A majority of area respondents say they agree with the city of North Mankato’s plans for the Norwood Inn site, according to a Free Press online question.
Out of 245 total respondents, 142 voters — about 58% — say they support the city of North Mankato’s plan to use the Norwood Inn site as temporary housing for pork plant workers. Another 103 disagreed.
The Norwood Inn, formerly the Best Western in North Mankato, will for the next 24 months house 150 to 200 workers from the Windom Prime Pork processing plant.
The goal for the city is to have the North Mankato Port Authority buy the property for $3.25 million and market it for redevelopment after it is used for housing for up to two years.
Earlier this month, the Port Authority and the City Council approved entering into a legal agreement with HyLife Foods that would allow for the housing even though it violates zoning ordinances. HyLife has a majority interest in Prime Pork.
Twin Cities Lodging purchased the former Best Western in 2016. Last year the company began marketing the property for sale with an asking price of $4 million.
Late last year HyLife Foods entered into a lease agreement with Twin Cities Lodging and contacted the city to determine the necessary local zoning requirements to convert the Norwood Inn into temporary corporate housing for workers who would be bussed to the plant in Windom.

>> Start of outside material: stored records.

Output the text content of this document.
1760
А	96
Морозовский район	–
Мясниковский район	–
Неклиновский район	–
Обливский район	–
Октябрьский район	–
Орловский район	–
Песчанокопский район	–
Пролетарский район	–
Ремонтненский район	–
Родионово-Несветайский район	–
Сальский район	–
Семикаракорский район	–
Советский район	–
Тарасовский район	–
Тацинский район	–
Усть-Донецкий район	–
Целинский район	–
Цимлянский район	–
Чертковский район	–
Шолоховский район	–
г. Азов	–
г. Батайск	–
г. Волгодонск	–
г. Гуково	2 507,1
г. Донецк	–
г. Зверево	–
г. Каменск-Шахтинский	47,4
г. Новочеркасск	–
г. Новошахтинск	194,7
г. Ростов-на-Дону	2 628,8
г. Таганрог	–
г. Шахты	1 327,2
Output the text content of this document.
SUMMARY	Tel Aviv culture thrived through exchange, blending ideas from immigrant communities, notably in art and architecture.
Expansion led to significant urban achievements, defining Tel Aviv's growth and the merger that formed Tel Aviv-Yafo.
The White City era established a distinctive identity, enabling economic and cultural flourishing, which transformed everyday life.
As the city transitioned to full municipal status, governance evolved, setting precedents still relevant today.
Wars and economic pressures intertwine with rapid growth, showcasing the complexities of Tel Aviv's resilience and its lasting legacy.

The city determined the use of the building would be a violation of its zoning code because it would be characterized as multi-family housing due to the uninterrupted stays. HyLife requested additional considerations be made to recognize the workforce shortage in the agricultural community serving the region.
HyLife also suggested the company would seek to comply with the local zoning ordinance by housing the workers at the facility for six nights a week and one night elsewhere. The city said that solution would not be in the best interest of the workers, the company or the city.
While the agreement will help HyLife with temporary housing needs, the agreement also will allow the city — via the Port Authority which is made up of the council and two residents — to take control of the the property and market it for redevelopment. The city’s goal is the have the property returned to a quality hotel.
The Free Press online question, sent out Friday, asked, “Do you support North Mankato’s plans to use the Norwood Inn site as housing for plant workers?”
There were two options to answer, “yes” or “no.”
Commenters were divided on the city’s actions. While some praised the city’s efforts to reuse a rundown site, others questioned why there weren’t more public hearings on the topic.
“This property has been a problem for several years and it will not get any better with the current ownership,” Harry Jenness wrote. “I think the agreement that the city has put together protects the taxpayers and hopefully a new owner will be found to either rehab the property or demolish it and start over. It is a big eyesore on Highway 169.”
Carol Pavel wrote, “Can’t imagine 150 to 200 people sleeping in that building. What are they going to be doing when not working or sleeping?”
John Baker wrote, “I think this is a wonderful plan! Just like the recent TV commercials ... ‘making lemonade out of lemons!’ Great work and congratulations to the city of North Mankato staff/admin/council. However, this brings to light the fact that the processing plant can not find enough workers who already live in the U.S. and so they have to bring in workers from other countries. This means that the processing plant is not paying their workers a high enough wage and it also means that the U.S. government needs to stop paying the U.S. citizens and non-citizens to not work.”
Jerry Groebner wrote, “The city establishes zoning regulations for a reason. Occasionally minor adjustments need to be made but an adjustment of this nature is not a minor adjustment. This kind of change should have required public hearings but I don’t believe that was mentioned in the article. If hearings were held and residents participated, then the action may be justified.”